In light of what is said, Murray (1994) explains what happens if we attempt to regress a stationary variable against a nonstationary variable : the observed association will tend to zero as the variation in the stationary variable grows ever smaller in relation to the variation in the nonstationary variable. This is why time series regressions depend so strongly on the assumption of stationarity. However, regression is possible if the two processes are cointegrated. For example, stock prices may be in random walk but there are portfolios that are stationary (if the aggregate variables Y and X are proportional in the long run, then Zt=Yt/Xt would be stationary). The error in this portfolio will have constant mean and standard deviation, and thus should not wander too far from its average. This (equilibrium) error correction term, or residuals, denoted zt or ut, should be close to zero (stationary). Lags of zt can be included to account for serial correlations.
Wooldwridge (2012, pp. 646-648) reminds us that the strict definition of cointegration requires Yt-βXt to be I(0) without a trend (the mean is not reversing or constantly zero and the fitted line will not be perfectly horizontal). He also says we must get a t statistic much larger in magnitude to find cointegration than if we used the usual DF critical values. This happens because OLS, which minimizes the sum of squared residuals, tends to produce residuals that look like an I(0) sequence even if Yt and Xt are not cointegrated.
Best (2008) presents three types of ECM. The first is the basic form of the ECM, expressed as ΔYt=α+βΔXt-1-βECt-1+ϵt. The second is the Engle and Granger two-step ECM which can be expressed as ΔYt=β0ΔXt-1-β1Zt-1 where Zt=Yt-βXt-α. Z is the cointegrating vector and is obtained by regressing Yt on Xt and taking the residuals, and entering the lagged residuals (i.e., Z) into a regression of ΔYt on ΔXt-1. The third type is the Single Equation ECM expressed as ΔYt=α+β0ΔXt-β1(Yt-1-β2Xt-1)+βϵt. The portion of the equation in parentheses is the error correction mechanism. (Yt-1-β2Xt-1)=0 when Y and X are in their equilibrium state. β0 estimates the short term effect of an increase in X on Y. β1 estimates the speed of return to equilibrium after a deviation. If the ECM approach is appropriate, then -1 < β1 < 0. β2 estimates the long term effect that a one unit increase in X has on Y. This long term effect will be distributed over future time periods according to the rate of error correction – β1. Generally, what happens in ECM is that X causes deviation from the equilibrium, causing Y to be too low, while Y increases to correct for this disequilibrium.
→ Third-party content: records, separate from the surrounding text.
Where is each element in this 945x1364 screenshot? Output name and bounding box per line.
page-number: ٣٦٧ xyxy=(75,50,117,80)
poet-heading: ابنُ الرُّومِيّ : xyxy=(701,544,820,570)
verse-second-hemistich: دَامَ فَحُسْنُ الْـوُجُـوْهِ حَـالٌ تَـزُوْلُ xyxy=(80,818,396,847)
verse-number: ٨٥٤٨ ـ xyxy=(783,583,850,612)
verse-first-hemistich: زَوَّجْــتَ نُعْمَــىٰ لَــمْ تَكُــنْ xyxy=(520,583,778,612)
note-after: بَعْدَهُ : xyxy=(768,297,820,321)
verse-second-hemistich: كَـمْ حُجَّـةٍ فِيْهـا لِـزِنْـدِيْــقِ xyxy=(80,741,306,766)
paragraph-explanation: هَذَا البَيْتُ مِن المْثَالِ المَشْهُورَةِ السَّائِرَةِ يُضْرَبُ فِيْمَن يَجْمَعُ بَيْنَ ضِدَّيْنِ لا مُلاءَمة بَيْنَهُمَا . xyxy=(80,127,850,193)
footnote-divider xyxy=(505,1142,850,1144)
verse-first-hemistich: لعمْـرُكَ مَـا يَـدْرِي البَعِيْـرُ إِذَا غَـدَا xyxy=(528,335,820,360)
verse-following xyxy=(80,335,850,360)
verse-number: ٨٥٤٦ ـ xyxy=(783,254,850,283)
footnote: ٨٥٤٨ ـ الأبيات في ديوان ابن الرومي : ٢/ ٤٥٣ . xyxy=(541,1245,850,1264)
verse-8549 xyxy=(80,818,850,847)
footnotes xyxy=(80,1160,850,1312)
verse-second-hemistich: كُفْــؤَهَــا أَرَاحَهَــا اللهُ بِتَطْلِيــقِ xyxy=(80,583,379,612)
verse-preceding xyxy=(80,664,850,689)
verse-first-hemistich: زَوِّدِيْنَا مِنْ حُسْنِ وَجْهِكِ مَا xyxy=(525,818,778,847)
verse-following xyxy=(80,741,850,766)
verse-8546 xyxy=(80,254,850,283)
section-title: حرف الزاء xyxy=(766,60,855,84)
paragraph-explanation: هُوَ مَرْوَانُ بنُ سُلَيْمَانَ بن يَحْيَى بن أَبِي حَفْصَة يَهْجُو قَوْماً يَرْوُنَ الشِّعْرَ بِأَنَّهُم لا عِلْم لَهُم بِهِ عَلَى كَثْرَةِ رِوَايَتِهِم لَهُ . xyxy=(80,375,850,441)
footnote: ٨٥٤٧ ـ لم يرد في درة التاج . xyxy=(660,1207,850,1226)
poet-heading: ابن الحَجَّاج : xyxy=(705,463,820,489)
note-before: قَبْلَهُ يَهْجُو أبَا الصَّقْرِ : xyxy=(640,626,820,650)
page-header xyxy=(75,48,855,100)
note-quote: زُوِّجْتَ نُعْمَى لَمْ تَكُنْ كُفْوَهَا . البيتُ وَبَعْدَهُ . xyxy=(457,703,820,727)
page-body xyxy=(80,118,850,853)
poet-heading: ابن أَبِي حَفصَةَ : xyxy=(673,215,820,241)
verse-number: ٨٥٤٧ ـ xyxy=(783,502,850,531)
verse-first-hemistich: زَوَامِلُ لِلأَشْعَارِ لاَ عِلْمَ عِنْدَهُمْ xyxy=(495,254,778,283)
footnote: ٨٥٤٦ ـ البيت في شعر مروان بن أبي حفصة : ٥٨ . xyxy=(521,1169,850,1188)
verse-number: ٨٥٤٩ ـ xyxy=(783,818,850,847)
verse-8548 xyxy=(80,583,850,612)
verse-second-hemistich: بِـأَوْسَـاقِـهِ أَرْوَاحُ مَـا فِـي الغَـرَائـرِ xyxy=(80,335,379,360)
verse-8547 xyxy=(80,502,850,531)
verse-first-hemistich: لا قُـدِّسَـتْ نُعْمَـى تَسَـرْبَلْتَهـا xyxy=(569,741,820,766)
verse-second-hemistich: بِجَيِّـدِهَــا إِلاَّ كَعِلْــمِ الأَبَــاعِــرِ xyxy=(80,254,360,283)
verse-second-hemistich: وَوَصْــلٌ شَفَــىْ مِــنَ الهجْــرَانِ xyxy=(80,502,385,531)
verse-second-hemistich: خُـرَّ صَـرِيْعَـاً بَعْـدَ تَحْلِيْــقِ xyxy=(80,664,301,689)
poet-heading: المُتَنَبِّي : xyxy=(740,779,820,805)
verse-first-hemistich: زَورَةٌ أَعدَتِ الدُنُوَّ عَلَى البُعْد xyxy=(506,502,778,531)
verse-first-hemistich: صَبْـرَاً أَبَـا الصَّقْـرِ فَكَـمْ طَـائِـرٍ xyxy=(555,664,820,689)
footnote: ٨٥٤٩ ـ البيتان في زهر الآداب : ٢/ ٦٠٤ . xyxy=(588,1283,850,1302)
If the variables are not cointegrated, we can still run a regression involving the differenced variables, including lags. But such regressions explain the difference in Y only in terms of the difference in X and they have nothing necessarily to do with a relationship in levels. In contrast, ECM allows inferences in both levels and first-differences in variables.
References.
Best, R. (2008). An Introduction to Error Correction Models.
Murray, M. P. (1994). A drunk and her dog: an illustration of cointegration and error correction. The American Statistician, 48(1), 37-39.
Smith, A. D., & Harrison, R. (1995). A drunk, her dog and a boyfriend: an illustration of multiple cointegration and error correction. Department of Economics and Operations Research, University of Canterbury.
Wooldridge, J. (2012). Introductory econometrics: A modern approach. Cengage Learning.